By Nancy Lapid
(Reuters) – Below is a summary of some recent studies on COVID-19. They include research that requires further study to corroborate the findings and that has yet to be certified by a peer review.
The symptoms of COVID-19 still plague many two years later
Half of COVID-19 patients discharged from a Chinese hospital in early 2020 still have at least one symptom two years later, according to a new study.
Overall, regardless of the initial disease severity, the 2,469 COVID-19 survivors in the study had improvements in physical and mental health over time. Almost 90% of the employed returned to work within two years. But the survivors were in “considerably” lower health than the general population at two years of age, and their burden of hangover symptoms “remained quite high,” the researchers reported Wednesday in The Lancet Respiratory Diseases. At two years old, 55 percent still had at least one post-effect COVID-19, according to the report. Muscle fatigue or weakness were the most frequently reported symptoms during the study. Patients who required mechanical ventilation for critically ill still had high rates of lung failure at two years.
“Our findings indicate that for a certain percentage of hospitalized COVID-19 survivors, while they may have cleared the initial infection, it takes more than two years to fully recover from COVID-19,” the researchers said.

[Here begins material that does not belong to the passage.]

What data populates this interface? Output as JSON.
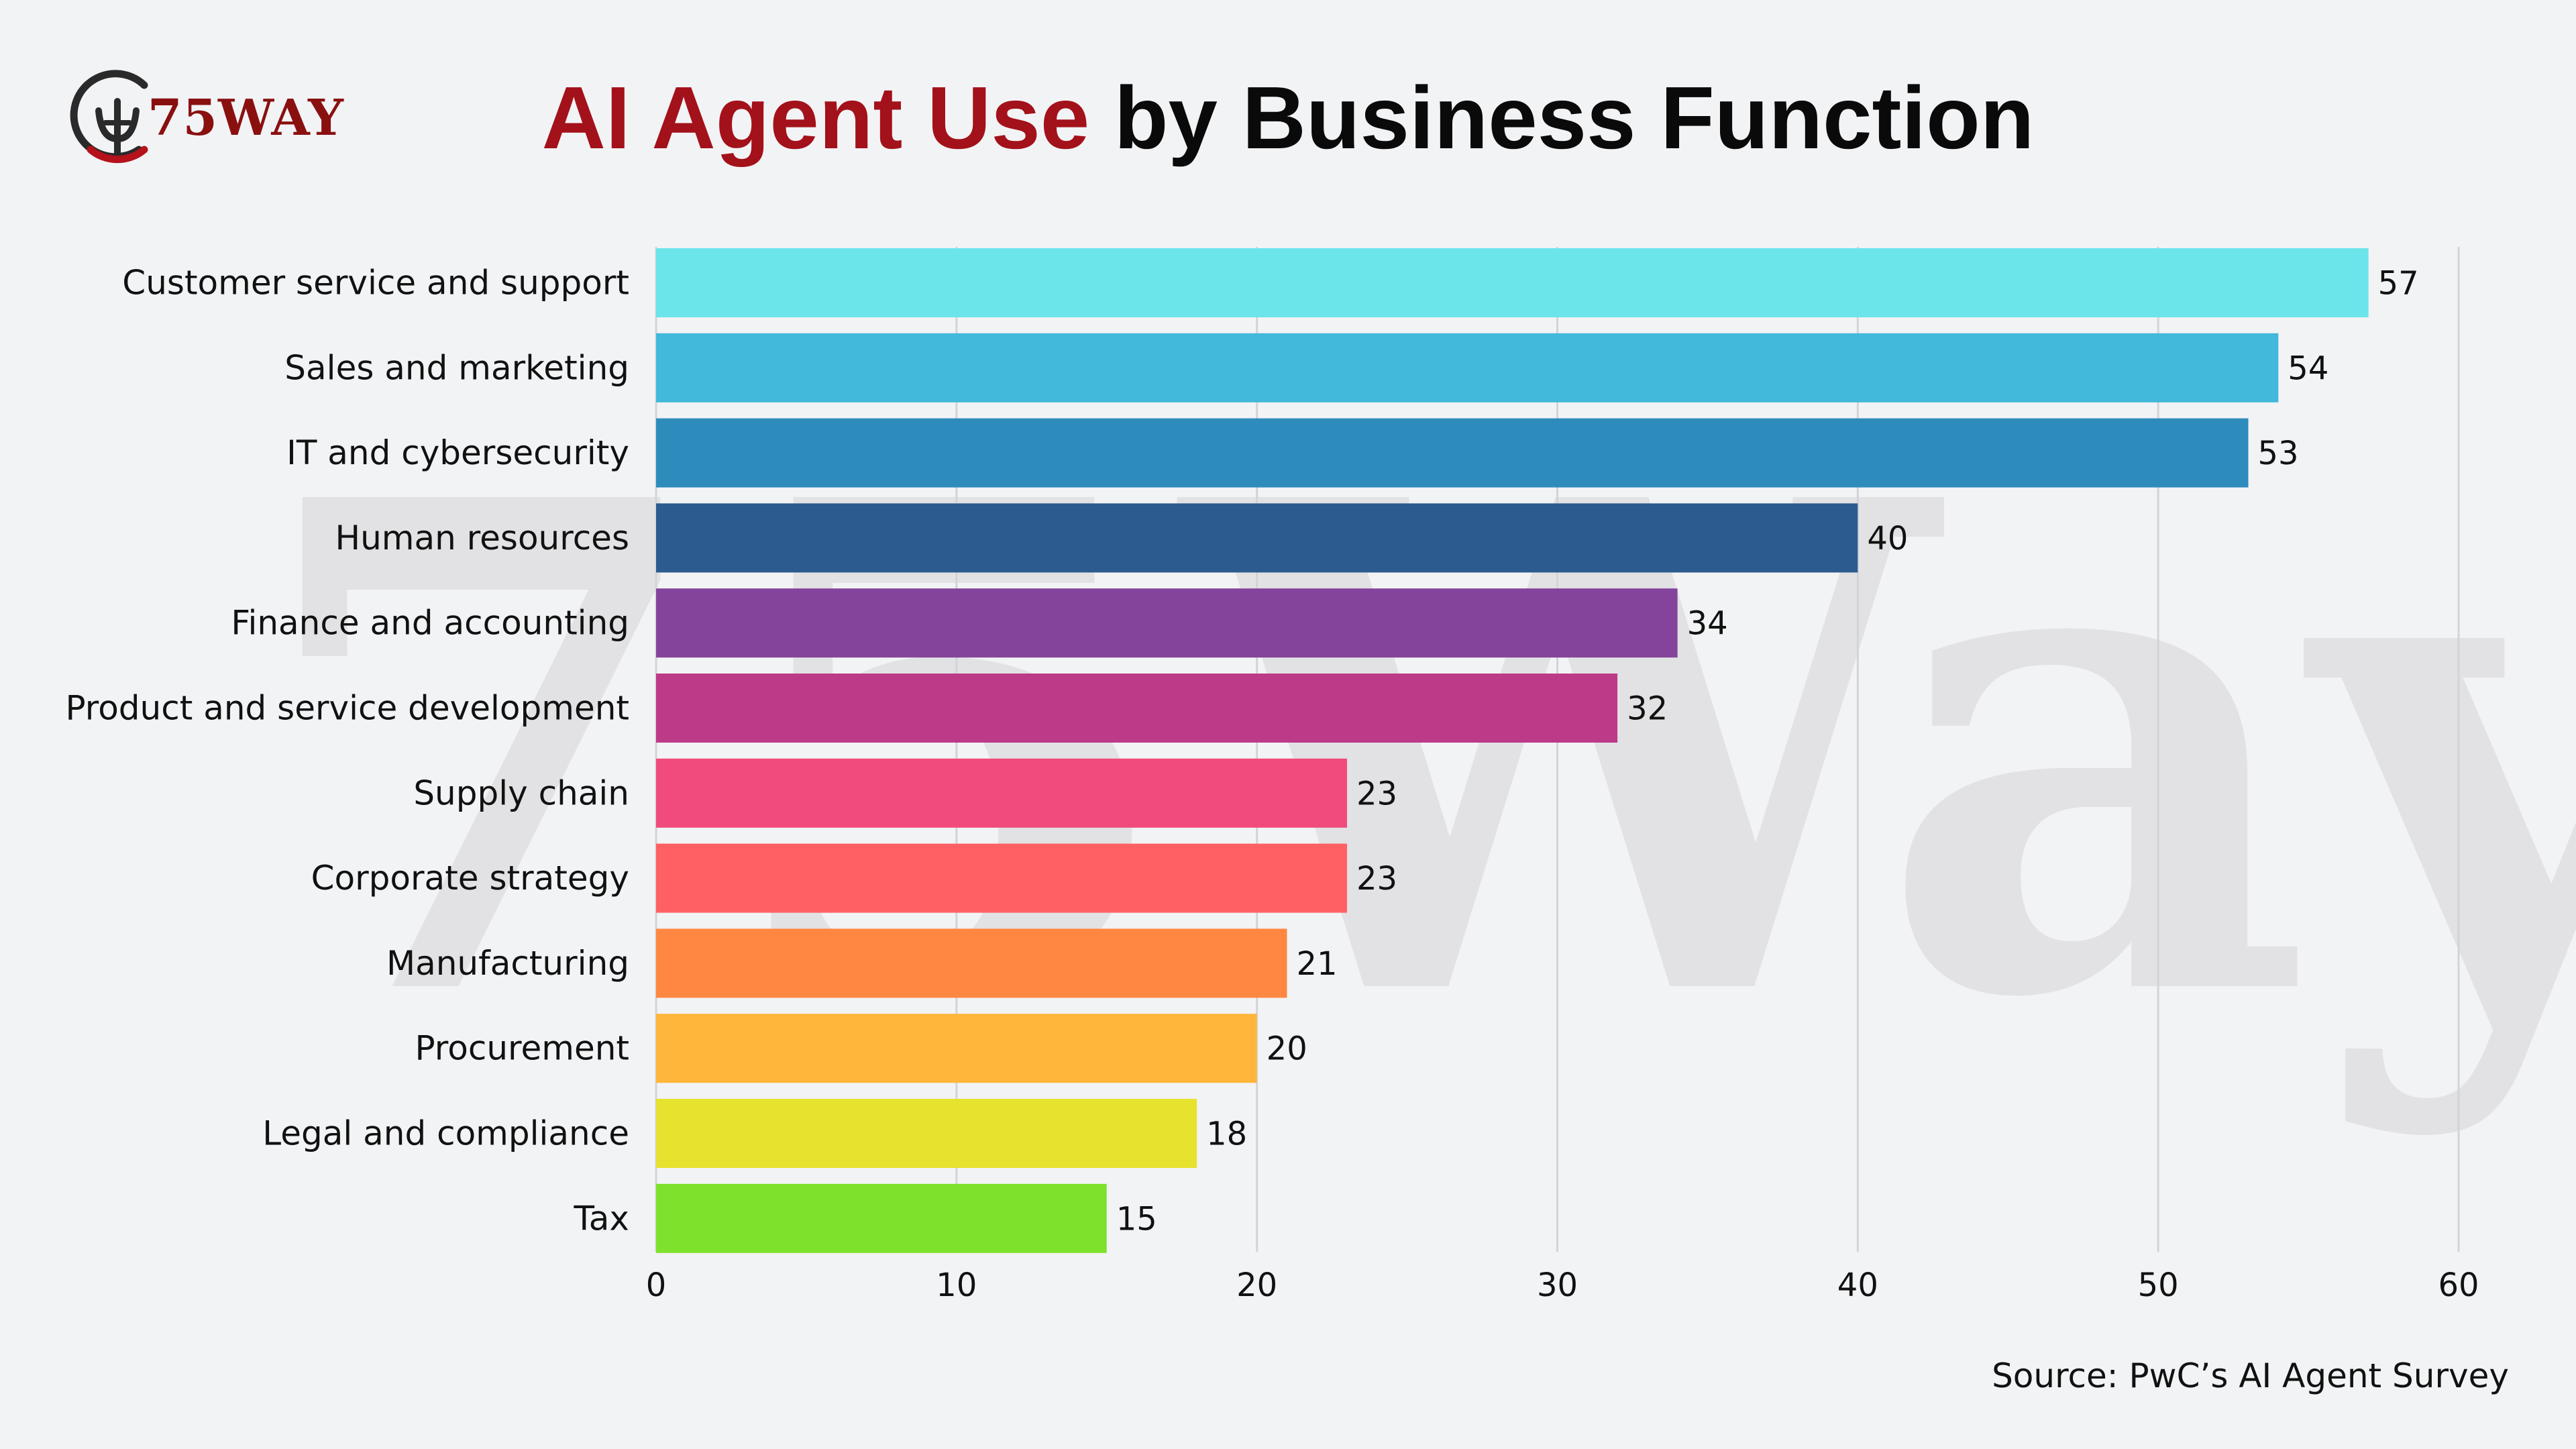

Protein “models” can help classify long-term COVID patients
Patterns of inflammatory proteins in the blood of people with long COVID may someday help guide individualized treatment, new findings suggest.
The researchers studied 55 people with long-term COVID-19 who had only been mildly ill with COVID-19 and found that about two-thirds had elevated levels of inflammatory proteins in their blood, with ongoing inflammation most likely occurring. in individuals with the highest burden of long-term COVID symptoms. “Although previous research has shown elevated levels of these proteins in patients with long COVID, we provide the first evidence that more than half” have a specific signature or pattern, while others do not, the researchers reported Tuesday on bioRxiv ahead of the peer review.
“At least two different patterns of inflammatory proteins were detected,” said study leader Troy Torgerson of the Allen Institute for Immunology in Seattle. The existence of these patterns suggests that the immune system is activated in specific ways that could respond to treatment with existing anti-inflammatory or immunosuppressive drugs, Torgerson said. “Measuring these proteins in the blood could help identify long-term COVID patients who may be good candidates for treatment studies using these drugs or possible future treatments.”
Mixing of vaccines can make vaccines seem less effective
Increased contact between vaccinated people can give the false impression that COVID-19 vaccines are not working, the researchers warn.
Some studies have suggested that vaccinated individuals are infected at higher rates than unvaccinated individuals, but these studies are likely to involve statistical errors, particularly if they do not take into account the different contact patterns between vaccinated and unvaccinated people, he said. stated Korryn Bodner of St. Michael’s Hospital, Unity Health Toronto. Using computer models to simulate outbreaks with a vaccine that protects against infection and transmission, his team identified conditions that could create “a perfect storm to observe the negative efficacy of the vaccine even when a vaccine was effective,” he said. Bodner. Effective vaccines may appear ineffective when vaccinated people have more contact with each other than with unvaccinated people, when the benefits of the vaccine diminish but are not absent (as has happened with the new SARS-CoV-2 variants) or when efficacy is measured during an outbreak is growing (such as when a new variant is emerging), according to a report published in medRxiv prior to peer review.
The simulations do not show that this type of bias affected vaccine efficacy studies compared to the Omicron variant. They show, however, that “even if vaccines work, more contact between vaccinated people can make it seem like the vaccine isn’t working,” Bodner said.
Click for a Reuters chart on vaccines under development.